I am so excited because my friend Natalie in class gave me a link to a bunch of different  topics to write about and I believe that this will not only give me more things to talk about on my blog but it will actually be a ton of fun and also let me speak my mind entirely. The question I saw that i loved asks what my favorite recipe is and oh my goodness this question is very hard for me to decide on becuase I honestly have a true passion for cooking. I love knowing what goes into my food and by cooking I am able to see the entire process and truly enjoy it when I have finished cooking it. I have a number of different favorites and it always depends on my mood as to what I will cook. One of my favorite recipes that is super easy and delicous are what I like to call veggie calzones which are delicous and super healthy. I use one whole wheat pita from trader joes and I then roast an assortment of veggies and spinach in olive oil. Once I have done this I then stuff the veggies into the pita and then I place the pita in the oven for about 20 minutes. I like the pita very crispy so I generally keep the oven on at 400 degrees. I am actually craving a pita right now! Once it is done I take it out and enjoy the pita by dipping it in fage greek yogurt which is similar to a sour cream just healthier! It is so delicious!!
Blog, Blog, Blog

What to write about, what to write about is what I have been thinking today. It seems that there is so much that runs through my mind on a daily basis yet at times I struggle what to write about in my blog and I think it is because sometimes I am not sure whether or not to share certain things with the blog but I guess that it all comes to just getting used to the blog. Actually for a year or two now I have always thought of creating a blog. Both my sister and I enjoy many different activities together and we thought it would be fun to create a sisters blog about our life and everything. I am hoping that this blog will assist me in that field.

Tuesday, April 5, 2016

Working on my Paper

So I am glad to say that I have successfully found my topic and I am pretty sure it is a topic that I am going to be able to stick with throughout the entirety of this paper. I also have a lot going on in my mind currently.
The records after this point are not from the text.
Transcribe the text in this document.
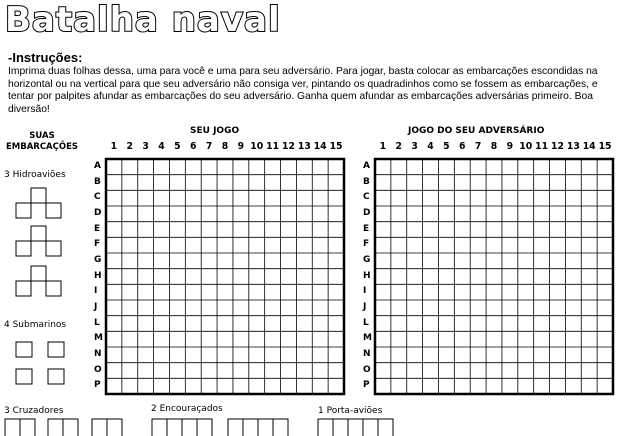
Batalha naval
-Instruções:
Imprima duas folhas dessa, uma para você e uma para seu adversário. Para jogar, basta colocar as embarcações escondidas na horizontal ou na vertical para que seu adversário não consiga ver, pintando os quadradinhos como se fossem as embarcações, e tentar por palpites afundar as embarcações do seu adversário. Ganha quem afundar as embarcações adversárias primeiro. Boa diversão!
SUAS
EMBARCAÇÕES
SEU JOGO	JOGO DO SEU ADVERSÁRIO
3 Hidroaviões
4 Submarinos
3 Cruzadores	2 Encouraçados	1 Porta-aviões
1 2 3 4 5 6 7 8 9 10 11 12 13 14 15
A
B
C
D
E
F
G
H
I
J
L
M
N
O
P
1 2 3 4 5 6 7 8 9 10 11 12 13 14 15
A
B
C
D
E
F
G
H
I
J
L
M
N
O
P
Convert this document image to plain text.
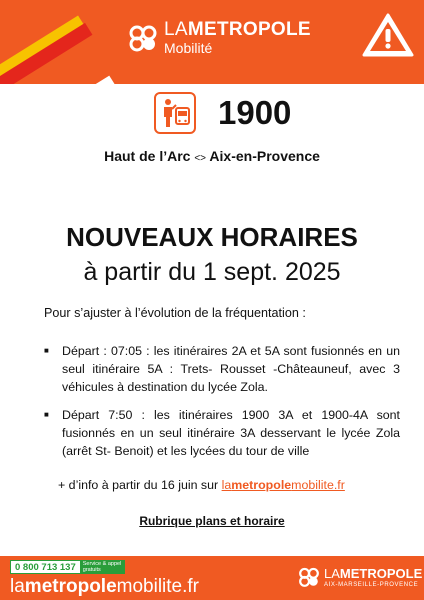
LAMETROPOLE
Mobilité
1900
Haut de l’Arc <> Aix-en-Provence
NOUVEAUX HORAIRES
à partir du 1 sept. 2025
Pour s’ajuster à l’évolution de la fréquentation :
■	Départ : 07:05 : les itinéraires 2A et 5A sont fusionnés en un seul itinéraire 5A : Trets- Rousset -Châteauneuf, avec 3 véhicules à destination du lycée Zola.
■	Départ 7:50 : les itinéraires 1900 3A et 1900-4A sont fusionnés en un seul itinéraire 3A desservant le lycée Zola (arrêt St- Benoit) et les lycées du tour de ville
+ d’info à partir du 16 juin sur lametropolemobilite.fr
Rubrique plans et horaire
0 800 713 137	Service & appel
gratuits
lametropolemobilite.fr
LAMETROPOLE
AIX-MARSEILLE-PROVENCE
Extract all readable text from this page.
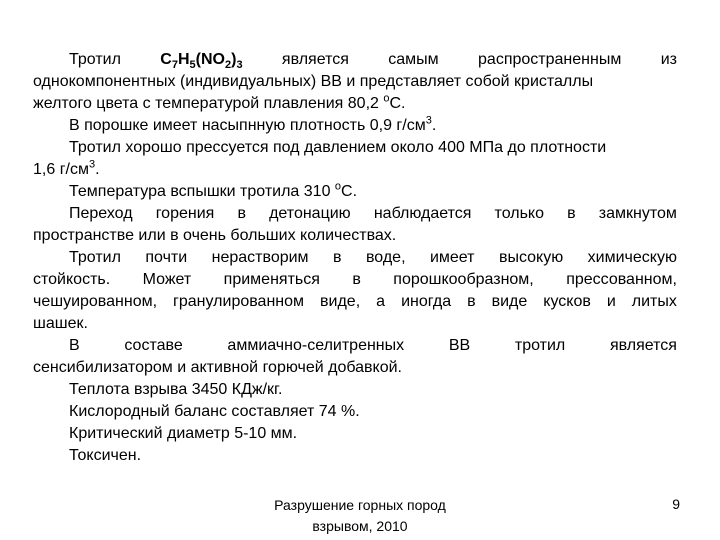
Тротил $C_7H_5(NO_2)_3$ является самым распространенным из
однокомпонентных (индивидуальных) ВВ и представляет собой кристаллы
желтого цвета с температурой плавления 80,2 $^о$С.
В порошке имеет насыпнную плотность 0,9 $г/см^3$.
Тротил хорошо прессуется под давлением около 400 МПа до плотности
1,6 $г/см^3$.
Температура вспышки тротила 310 $^о$С.
Переход горения в детонацию наблюдается только в замкнутом
пространстве или в очень больших количествах.
Тротил почти нерастворим в воде, имеет высокую химическую
стойкость. Может применяться в порошкообразном, прессованном,
чешуированном, гранулированном виде, а иногда в виде кусков и литых
шашек.
В	составе	аммиачно-селитренных	ВВ	тротил	является
сенсибилизатором и активной горючей добавкой.
Теплота взрыва 3450 КДж/кг.
Кислородный баланс составляет 74 %.
Критический диаметр 5-10 мм.
Токсичен.
Разрушение горных пород
взрывом, 2010
9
I am very nervous for signing up for the fall semester and I am extremely hopeful that all of my classes that I want will go as planned. For some reason it seems that I have a lot going on in most of my classes currently. I also just took a math test and I am not sure how I did because it was quite difficult. I am also trying to decide which course or courses I should take this summer. I would like to knock a few more of my general education requirements out of the way to not only take away from some of the load but to clear my mind a little more from all the courses that I need to take by the end of the four years. I also think that it will be good to keep my brain stimulated throughout the summer.